5.4.2 Appellanten zijn van opvatting dat de door verweerder gehanteerde redenering de consequentie zou hebben dat ieder verzoek om registratie met als gevolg dat er minder heffing wordt betaald, terzijde wordt gesteld. Het College deelt deze opvatting niet. De onderhavige overdracht dient te worden onderscheiden van normale overdrachten, waarbij de verkrijger van het quotum als gevolg van de overdracht geen of minder superheffing hoeft te betalen en de overdrager voor het overgedragen en doorgaans niet gebruikte deel van zijn quotum een vergoeding ontvangt. Met de onderhavige overdracht hebben appellanten, zoals uit 5.4.1 blijkt, uitsluitend beoogd om het vetgehalte van het quotum van de overdrager, die zich in de periode 2004/2005 met een grote overschrijding van zijn referentiehoeveelheid geconfronteerd zag, op oneigenlijke wijze te verhogen teneinde de te betalen superheffing over deze periode in grote mate te beperken. De registratie van een melkquotum van 13 kg met, als gevolg van het geautomatiseerde afrondingssysteem, 1 kg vet zou immers een verhoging van het vetpercentage van 4,167% naar 7,692% betekenen, hetgeen op geen enkele wijze zou zijn te rechtvaardigen. Onder deze bijzondere feiten en omstandigheden is er geen grond voor het oordeel dat verweerder bij de registratie van de overdracht ten onrechte met toepassing van artikel 22 van de Regeling superheffing heeft besloten geen rekening te houden met de pachtovereenkomst, voorzover daarin is bepaald dat van het gehele resterende melkquotum van 384 kg met 16 kg vet in het lopende melkjaar slechts 371 kg wordt overgedragen. Het staat genoegzaam vast dat appellanten deze bepaling niet zouden zijn overeengekomen zonder de voor hen verwachte gunstige uitkomst van het registratiebesluit voor de te betalen superheffing.

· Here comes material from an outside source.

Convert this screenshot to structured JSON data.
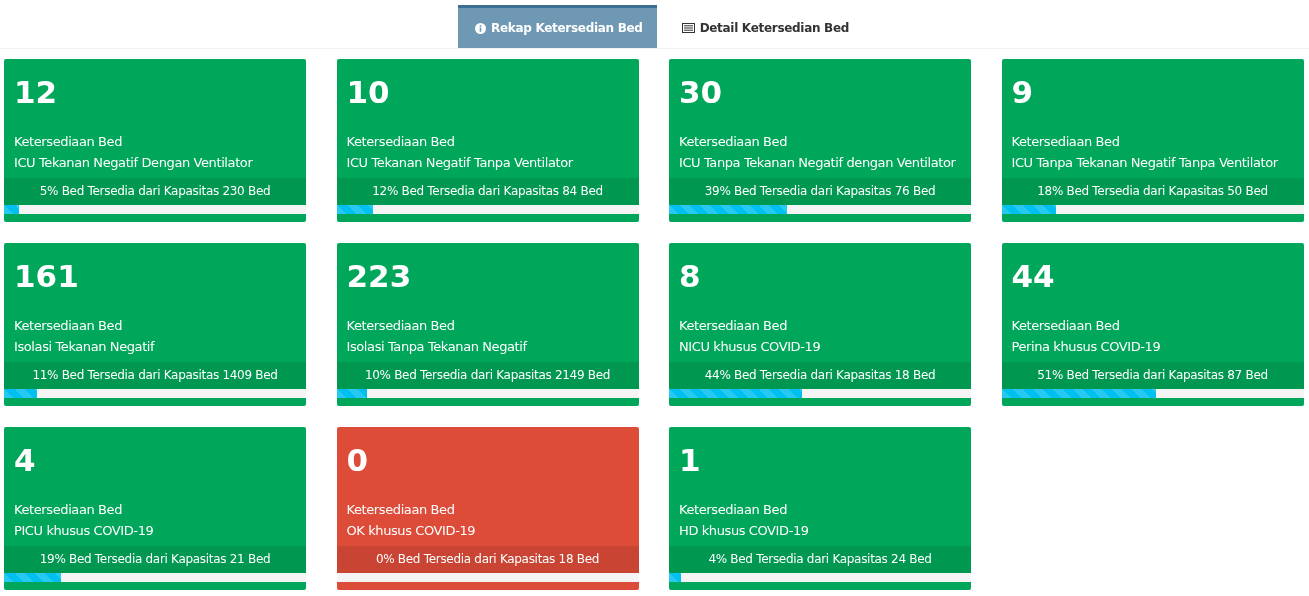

5.5 Ingevolge artikel 7:15, tweede lid, van de Algemene wet bestuursrecht (hierna: Awb), voorzover hier van belang, worden de kosten die de belanghebbende in verband met de behandeling van het bezwaar redelijkerwijs heeft moeten maken uitsluitend vergoed voorzover het bestreden besluit wordt herroepen. Uit het vorenoverwogene volgt dat verweerder op goede gronden heeft besloten het primaire besluit niet te herroepen, zodat verweerder het verzoek van appellanten om vergoeding van de proceskosten in bezwaar terecht heeft afgewezen.
5.6 De conclusie op grond van het voorgaande moet zijn dat het beroep ongegrond is.
5.7 Het College ziet geen termen voor een proceskostenveroordeling op de voet van artikel 8:75 Awb.